Sleep is essential for our psychological and physiological well–being, but many people suffer with sleep deprivation, insufficient sleep, and even chronic insomnia. There are few conditions that are more frustrating. We all crave a good night sleep, and the inability to achieve one can feel like torture, impacting mood, relationships, and the ability to function at work/school.


The range of potential sleep problems is enormous. Insomnia can mean difficulty falling asleep, difficulty staying asleep, waking too early, and unrefreshing, or poor quality sleep. Most people can cope with one or two nights of sleeplessness, but continued sleep problems can compromise productivity, create stress at work and home, impact immune function, and contribute to other health problems.


Chronic insomnia must be treated by a health professional. However, for most people, insomnia is either intermittent, or a temporary disruption of normal sleep patterns. In such cases, there are a number of safe, natural approaches to addressing sleep problems.



Best Practices for Good Sleep (aka Sleep Hygiene )
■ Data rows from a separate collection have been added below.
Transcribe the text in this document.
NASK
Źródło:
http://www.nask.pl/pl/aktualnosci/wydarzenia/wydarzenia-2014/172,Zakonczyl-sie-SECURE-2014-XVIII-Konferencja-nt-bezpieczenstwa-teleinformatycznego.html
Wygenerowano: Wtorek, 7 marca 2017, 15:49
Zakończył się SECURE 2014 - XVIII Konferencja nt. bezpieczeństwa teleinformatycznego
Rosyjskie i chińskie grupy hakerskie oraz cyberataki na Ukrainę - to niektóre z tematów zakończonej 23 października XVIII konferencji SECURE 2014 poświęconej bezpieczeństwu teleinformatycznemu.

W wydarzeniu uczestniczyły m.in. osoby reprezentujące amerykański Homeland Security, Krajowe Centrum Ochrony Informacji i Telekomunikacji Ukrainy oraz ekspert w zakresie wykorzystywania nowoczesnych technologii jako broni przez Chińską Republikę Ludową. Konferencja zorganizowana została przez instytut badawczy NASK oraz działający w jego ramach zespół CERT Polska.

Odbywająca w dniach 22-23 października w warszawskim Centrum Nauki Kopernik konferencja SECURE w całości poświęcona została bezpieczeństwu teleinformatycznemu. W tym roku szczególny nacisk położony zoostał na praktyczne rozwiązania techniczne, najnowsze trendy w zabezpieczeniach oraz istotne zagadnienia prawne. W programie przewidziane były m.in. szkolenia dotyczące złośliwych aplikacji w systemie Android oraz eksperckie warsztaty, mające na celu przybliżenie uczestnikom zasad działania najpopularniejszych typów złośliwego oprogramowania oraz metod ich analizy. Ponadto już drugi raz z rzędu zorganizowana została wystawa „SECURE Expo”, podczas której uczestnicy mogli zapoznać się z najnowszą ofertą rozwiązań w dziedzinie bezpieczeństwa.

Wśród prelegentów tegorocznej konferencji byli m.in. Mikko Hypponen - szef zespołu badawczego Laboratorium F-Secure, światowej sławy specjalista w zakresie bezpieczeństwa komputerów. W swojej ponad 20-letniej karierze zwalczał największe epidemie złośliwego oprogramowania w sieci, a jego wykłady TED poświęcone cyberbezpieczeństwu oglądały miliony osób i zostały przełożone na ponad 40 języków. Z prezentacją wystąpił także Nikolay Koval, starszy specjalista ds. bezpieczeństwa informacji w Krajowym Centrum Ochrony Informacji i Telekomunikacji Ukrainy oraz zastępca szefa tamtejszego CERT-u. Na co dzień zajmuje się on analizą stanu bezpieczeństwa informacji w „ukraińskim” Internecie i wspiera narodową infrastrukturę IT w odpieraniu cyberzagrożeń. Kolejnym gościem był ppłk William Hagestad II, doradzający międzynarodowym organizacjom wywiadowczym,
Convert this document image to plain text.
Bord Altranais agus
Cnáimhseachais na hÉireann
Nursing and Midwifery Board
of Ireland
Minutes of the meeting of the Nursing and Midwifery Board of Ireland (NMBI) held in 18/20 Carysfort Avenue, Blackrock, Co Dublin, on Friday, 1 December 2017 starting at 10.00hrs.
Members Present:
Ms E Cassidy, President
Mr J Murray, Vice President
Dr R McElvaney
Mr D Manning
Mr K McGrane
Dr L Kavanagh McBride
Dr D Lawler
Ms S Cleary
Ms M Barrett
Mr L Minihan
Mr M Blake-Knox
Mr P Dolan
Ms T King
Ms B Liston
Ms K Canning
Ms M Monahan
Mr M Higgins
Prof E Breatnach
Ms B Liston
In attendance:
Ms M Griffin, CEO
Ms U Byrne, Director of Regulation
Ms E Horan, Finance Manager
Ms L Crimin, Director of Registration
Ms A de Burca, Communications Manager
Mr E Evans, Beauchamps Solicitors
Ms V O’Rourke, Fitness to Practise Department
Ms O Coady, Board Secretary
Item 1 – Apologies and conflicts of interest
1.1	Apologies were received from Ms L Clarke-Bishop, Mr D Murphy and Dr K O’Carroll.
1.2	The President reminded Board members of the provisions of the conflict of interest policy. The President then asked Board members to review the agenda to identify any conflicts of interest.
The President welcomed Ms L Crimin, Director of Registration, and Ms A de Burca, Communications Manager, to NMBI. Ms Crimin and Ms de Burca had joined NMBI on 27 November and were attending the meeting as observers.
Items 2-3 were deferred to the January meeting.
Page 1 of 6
  1. Establish a routine time for going to sleep and waking up and adhere to this every day, not just on the days that your schedule demands. A consistent sleep-wake cycle is perhaps the most important things you can do for good sleep.
  2. Avoid caffeine, alcohol, sugar, and chocolate 4-6 hours before going to bed. Do not eat a heavy meal within 3 hours of going to bed.
  3. Do not engage in heavy exercise for at least 3 hours before going to bed. Adequate exercise during the day is important for quality sleep, but try to get your exercise early.
  4. Sleep in a room that is fully darkened – use an eye mask if there are light leaks into your bedroom
  5. Keep your bedroom at a good temperature – rooms that are too cold or too warm can interfere with sleep. Most people sleep best in a slightly cool room (around 65° F or 18° C) with adequate ventilation.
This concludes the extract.